While scientific research has value in and of itself, Frenk said, that knowledge translated to action is a powerful ally too. Knowledge applied to technology results in new vaccines and diagnostic methods, knowledge internalized by everyday people results in better hygiene and health practices, and knowledge translated into policy results in better, more effective government programs.
Frenk said five revolutions are providing cause for optimism about the future of global health. The revolution in the life sciences is increasing scientific knowledge. The one in telecommunications is expanding access to populations around the world. The revolution in understanding complex systems provides new insights into global health problems, and the one in knowledge management provides new possibilities on how to use information. Lastly, the revolution in human rights is raising the prominence of health as a fundamental right.
Frenk also said there is an urgent need to upgrade the research capacity of poor and middle-income countries. He proposed three tiers of improvement, from capacity building for countries with little research infrastructure, to capacity strengthening for those with some existing research infrastructure that could benefit from expansion and diversification, to performance enhancements for those with established programs that would benefit from renewed investment and stronger connections to global knowledge networks.
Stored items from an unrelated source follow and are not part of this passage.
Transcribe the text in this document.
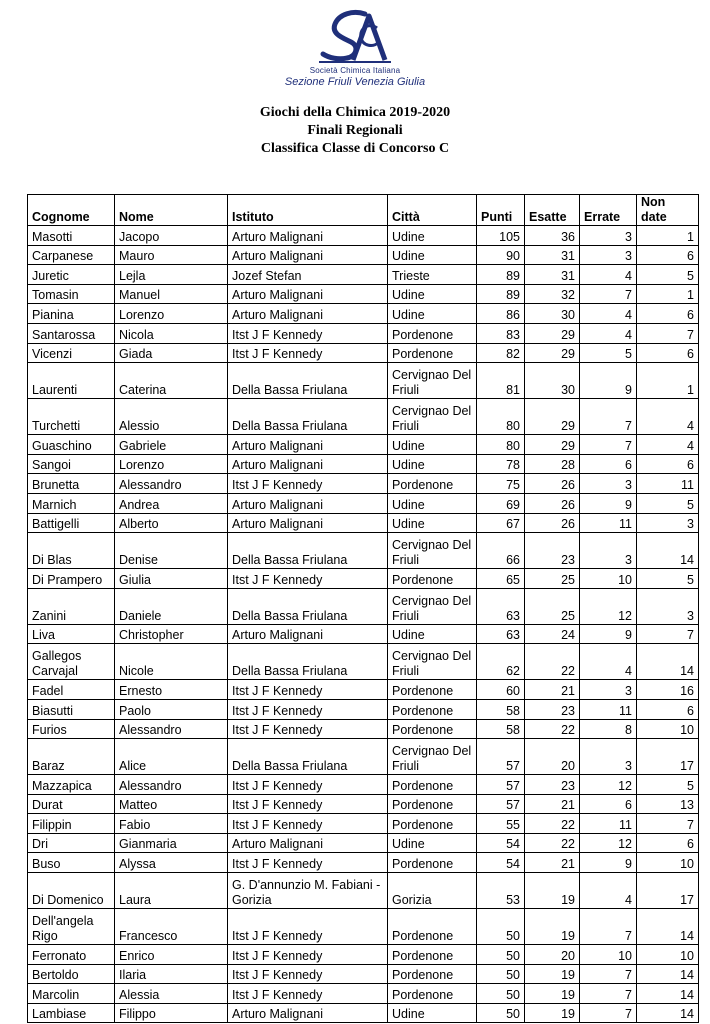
Società Chimica Italiana
Sezione Friuli Venezia Giulia
Giochi della Chimica 2019-2020
Finali Regionali
Classifica Classe di Concorso C
Cognome	Nome	Istituto	Città	Punti	Esatte	Errate	Non date
Masotti	Jacopo	Arturo Malignani	Udine	105	36	3	1
Carpanese	Mauro	Arturo Malignani	Udine	90	31	3	6
Juretic	Lejla	Jozef Stefan	Trieste	89	31	4	5
Tomasin	Manuel	Arturo Malignani	Udine	89	32	7	1
Pianina	Lorenzo	Arturo Malignani	Udine	86	30	4	6
Santarossa	Nicola	Itst J F Kennedy	Pordenone	83	29	4	7
Vicenzi	Giada	Itst J F Kennedy	Pordenone	82	29	5	6
Laurenti	Caterina	Della Bassa Friulana	Cervignao Del Friuli	81	30	9	1
Turchetti	Alessio	Della Bassa Friulana	Cervignao Del Friuli	80	29	7	4
Guaschino	Gabriele	Arturo Malignani	Udine	80	29	7	4
Sangoi	Lorenzo	Arturo Malignani	Udine	78	28	6	6
Brunetta	Alessandro	Itst J F Kennedy	Pordenone	75	26	3	11
Marnich	Andrea	Arturo Malignani	Udine	69	26	9	5
Battigelli	Alberto	Arturo Malignani	Udine	67	26	11	3
Di Blas	Denise	Della Bassa Friulana	Cervignao Del Friuli	66	23	3	14
Di Prampero	Giulia	Itst J F Kennedy	Pordenone	65	25	10	5
Zanini	Daniele	Della Bassa Friulana	Cervignao Del Friuli	63	25	12	3
Liva	Christopher	Arturo Malignani	Udine	63	24	9	7
Gallegos Carvajal	Nicole	Della Bassa Friulana	Cervignao Del Friuli	62	22	4	14
Fadel	Ernesto	Itst J F Kennedy	Pordenone	60	21	3	16
Biasutti	Paolo	Itst J F Kennedy	Pordenone	58	23	11	6
Furios	Alessandro	Itst J F Kennedy	Pordenone	58	22	8	10
Baraz	Alice	Della Bassa Friulana	Cervignao Del Friuli	57	20	3	17
Mazzapica	Alessandro	Itst J F Kennedy	Pordenone	57	23	12	5
Durat	Matteo	Itst J F Kennedy	Pordenone	57	21	6	13
Filippin	Fabio	Itst J F Kennedy	Pordenone	55	22	11	7
Dri	Gianmaria	Arturo Malignani	Udine	54	22	12	6
Buso	Alyssa	Itst J F Kennedy	Pordenone	54	21	9	10
Di Domenico	Laura	G. D'annunzio M. Fabiani - Gorizia	Gorizia	53	19	4	17
Dell'angela Rigo	Francesco	Itst J F Kennedy	Pordenone	50	19	7	14
Ferronato	Enrico	Itst J F Kennedy	Pordenone	50	20	10	10
Bertoldo	Ilaria	Itst J F Kennedy	Pordenone	50	19	7	14
Marcolin	Alessia	Itst J F Kennedy	Pordenone	50	19	7	14
Lambiase	Filippo	Arturo Malignani	Udine	50	19	7	14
“I remain fundamentally optimistic in our capacity to face increasingly complex health challenges,” Frenk said. “As we enter a new era of global health, knowledge will continue to be the key asset to sharpen our understanding of problems and to create novel solutions. In our turbulent world, still scarred all too often by intolerance and exclusion, science remains as the most powerful force for enlightened social transformation.”